Tuesday, July 6, 2010

The Rhythm is Gonna Get You!

I've got rhythm, I've got music. I got my man-- who can ask for anything more?

When it comes to dancing, I have rhythm. Not enough to be a chorus girl, mind you, but enough that I feel confident when dancing. And let's just say it, the type of nerdy dance moves I rock require a certain amount of confidence to pull them off.

Now, when it comes to my days, I do not have a daily rhythm. I hear it is important-- no, it is necessary-- if you homeschool to have some sort of rhythm. I just well...I don't know.

I want to. I TRY to. It is just that I feel our days aren't steady enough to have rhythm. I struggled with this so much this past Spring-- I spent every. single. day. schlepping my children from here to there. We ate in the car. We did this. We did that.

We definitely did not do any housework, that's for sure.

By May, I was completely burned out. I had pretty much stopped returning all emails.
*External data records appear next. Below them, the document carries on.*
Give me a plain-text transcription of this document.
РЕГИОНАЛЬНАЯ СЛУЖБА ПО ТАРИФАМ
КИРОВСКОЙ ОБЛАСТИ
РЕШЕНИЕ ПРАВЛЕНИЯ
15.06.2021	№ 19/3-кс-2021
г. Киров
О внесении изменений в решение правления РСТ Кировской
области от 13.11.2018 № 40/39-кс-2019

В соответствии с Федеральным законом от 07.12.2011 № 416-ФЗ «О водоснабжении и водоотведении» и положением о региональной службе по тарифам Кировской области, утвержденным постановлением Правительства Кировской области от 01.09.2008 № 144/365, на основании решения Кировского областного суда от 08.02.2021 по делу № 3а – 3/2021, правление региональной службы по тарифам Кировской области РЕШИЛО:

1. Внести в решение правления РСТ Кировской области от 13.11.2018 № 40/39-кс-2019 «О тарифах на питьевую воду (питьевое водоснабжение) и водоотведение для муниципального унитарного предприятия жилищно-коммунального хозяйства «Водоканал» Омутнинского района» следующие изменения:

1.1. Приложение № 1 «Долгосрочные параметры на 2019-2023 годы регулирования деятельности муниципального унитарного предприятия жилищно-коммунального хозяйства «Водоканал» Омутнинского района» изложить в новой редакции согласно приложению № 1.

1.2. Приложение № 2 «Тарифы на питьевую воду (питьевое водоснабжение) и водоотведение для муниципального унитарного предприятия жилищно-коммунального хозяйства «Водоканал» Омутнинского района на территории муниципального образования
I was getting my days confused and missing things I had registered/signed up to do.

And I was Grumpy with a capital G.

I hated it. I hated it all. We went out of town for three weeks and I promised myself things would get better when I got back. And then...we settled into going to Vacation Bible Schools. And then we have swim team twice a week. And the kids are starting an activity group twice a week near our house. Let's not forget golf for the little man!
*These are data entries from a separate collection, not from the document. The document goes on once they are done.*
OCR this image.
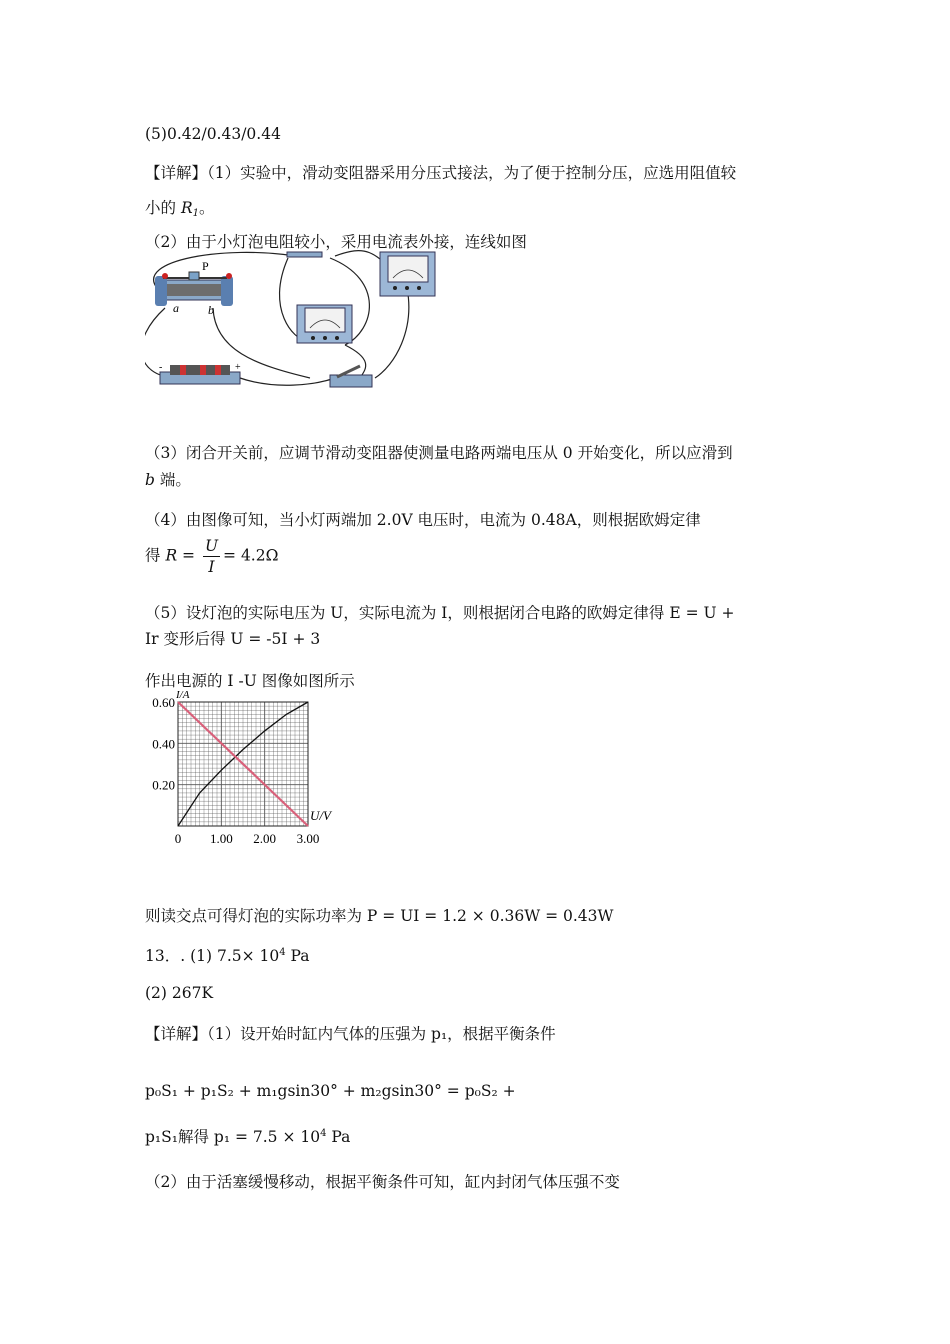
(5)0.42/0.43/0.44
【详解】（1）实验中，滑动变阻器采用分压式接法，为了便于控制分压，应选用阻值较
小的 $R_1$。
（2）由于小灯泡电阻较小，采用电流表外接，连线如图
P
a b
-	+
（3）闭合开关前，应调节滑动变阻器使测量电路两端电压从 0 开始变化，所以应滑到
b 端。
（4）由图像可知，当小灯两端加 2.0V 电压时，电流为 0.48A，则根据欧姆定律
得 $R = \frac{U}{I} = 4.2\Omega$
（5）设灯泡的实际电压为 U，实际电流为 I，则根据闭合电路的欧姆定律得 E = U +
Ir 变形后得 U = -5I + 3
作出电源的 I -U 图像如图所示
0 1.00 2.00 3.00
0.20
0.40
0.60
U/V
I/A
则读交点可得灯泡的实际功率为 P = UI = 1.2 × 0.36W = 0.43W
13．. (1) $7.5\times 10^4$ Pa
(2) 267K
【详解】（1）设开始时缸内气体的压强为 p₁，根据平衡条件
p₀S₁ + p₁S₂ + m₁gsin30° + m₂gsin30° = p₀S₂ +
p₁S₁解得 $p_1 = 7.5 \times 10^4$ Pa
（2）由于活塞缓慢移动，根据平衡条件可知，缸内封闭气体压强不变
And, of course, where am I in the midst of this? Dragging people around, willing myself NOT to have a breakdown. Part of this homeschool thing is I feel I MUST give the children every experience they can have. Not all of them cost money--- these could be saying "yes" to every field trip or library program or youth musical I see-- but they all cost time.

And most of the time, I'm feeling a bit nuts.
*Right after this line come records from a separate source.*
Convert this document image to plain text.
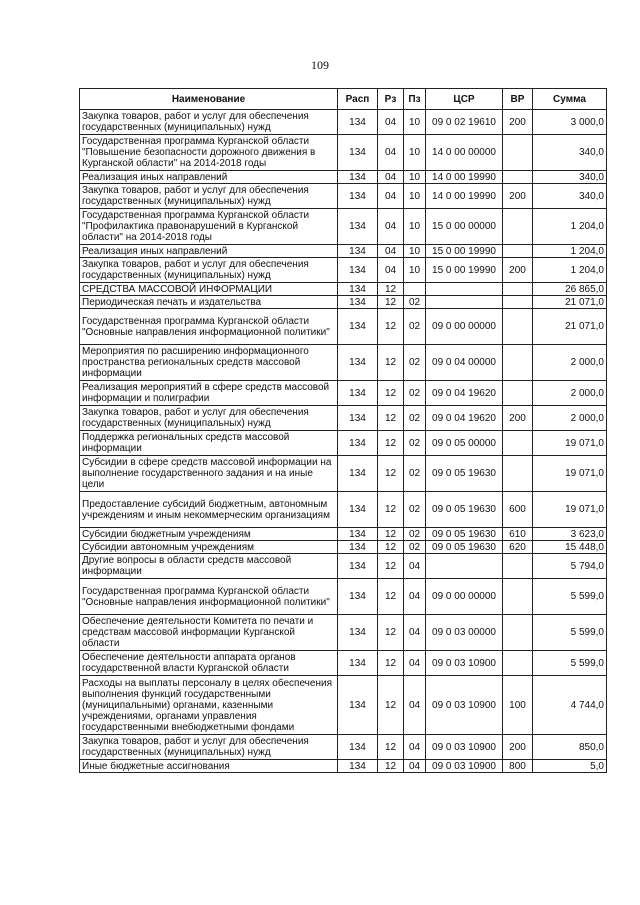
109
Наименование	Расп	Рз	Пз	ЦСР	ВР	Сумма
Закупка товаров, работ и услуг для обеспечения государственных (муниципальных) нужд	134	04	10	09 0 02 19610	200	3 000,0
Государственная программа Курганской области "Повышение безопасности дорожного движения в Курганской области" на 2014-2018 годы	134	04	10	14 0 00 00000		340,0
Реализация иных направлений	134	04	10	14 0 00 19990		340,0
Закупка товаров, работ и услуг для обеспечения государственных (муниципальных) нужд	134	04	10	14 0 00 19990	200	340,0
Государственная программа Курганской области "Профилактика правонарушений в Курганской области" на 2014-2018 годы	134	04	10	15 0 00 00000		1 204,0
Реализация иных направлений	134	04	10	15 0 00 19990		1 204,0
Закупка товаров, работ и услуг для обеспечения государственных (муниципальных) нужд	134	04	10	15 0 00 19990	200	1 204,0
СРЕДСТВА МАССОВОЙ ИНФОРМАЦИИ	134	12				26 865,0
Периодическая печать и издательства	134	12	02			21 071,0
Государственная программа Курганской области "Основные направления информационной политики"	134	12	02	09 0 00 00000		21 071,0
Мероприятия по расширению информационного пространства региональных средств массовой информации	134	12	02	09 0 04 00000		2 000,0
Реализация мероприятий в сфере средств массовой информации и полиграфии	134	12	02	09 0 04 19620		2 000,0
Закупка товаров, работ и услуг для обеспечения государственных (муниципальных) нужд	134	12	02	09 0 04 19620	200	2 000,0
Поддержка региональных средств массовой информации	134	12	02	09 0 05 00000		19 071,0
Субсидии в сфере средств массовой информации на выполнение государственного задания и на иные цели	134	12	02	09 0 05 19630		19 071,0
Предоставление субсидий бюджетным, автономным учреждениям и иным некоммерческим организациям	134	12	02	09 0 05 19630	600	19 071,0
Субсидии бюджетным учреждениям	134	12	02	09 0 05 19630	610	3 623,0
Субсидии автономным учреждениям	134	12	02	09 0 05 19630	620	15 448,0
Другие вопросы в области средств массовой информации	134	12	04			5 794,0
Государственная программа Курганской области "Основные направления информационной политики"	134	12	04	09 0 00 00000		5 599,0
Обеспечение деятельности Комитета по печати и средствам массовой информации Курганской области	134	12	04	09 0 03 00000		5 599,0
Обеспечение деятельности аппарата органов государственной власти Курганской области	134	12	04	09 0 03 10900		5 599,0
Расходы на выплаты персоналу в целях обеспечения выполнения функций государственными (муниципальными) органами, казенными учреждениями, органами управления государственными внебюджетными фондами	134	12	04	09 0 03 10900	100	4 744,0
Закупка товаров, работ и услуг для обеспечения государственных (муниципальных) нужд	134	12	04	09 0 03 10900	200	850,0
Иные бюджетные ассигнования	134	12	04	09 0 03 10900	800	5,0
I have to find a way to not let myself continue to get sucked into Doing Things. We have spent the morning gloriously doing nothing-- we've put together three puzzles (the universe, the world and a Cars puzzle) plus played "The Ladybug Game."

Now the kids want to swim. And I'm cool with that.

And honestly, I feel I can say that the kids and I are probably a bit happier when I'm not rushing them around like a regimented drill Sargent, complete with soggy peanut butter and jelly sandwiches.

I've just got to convince myself that its for the best.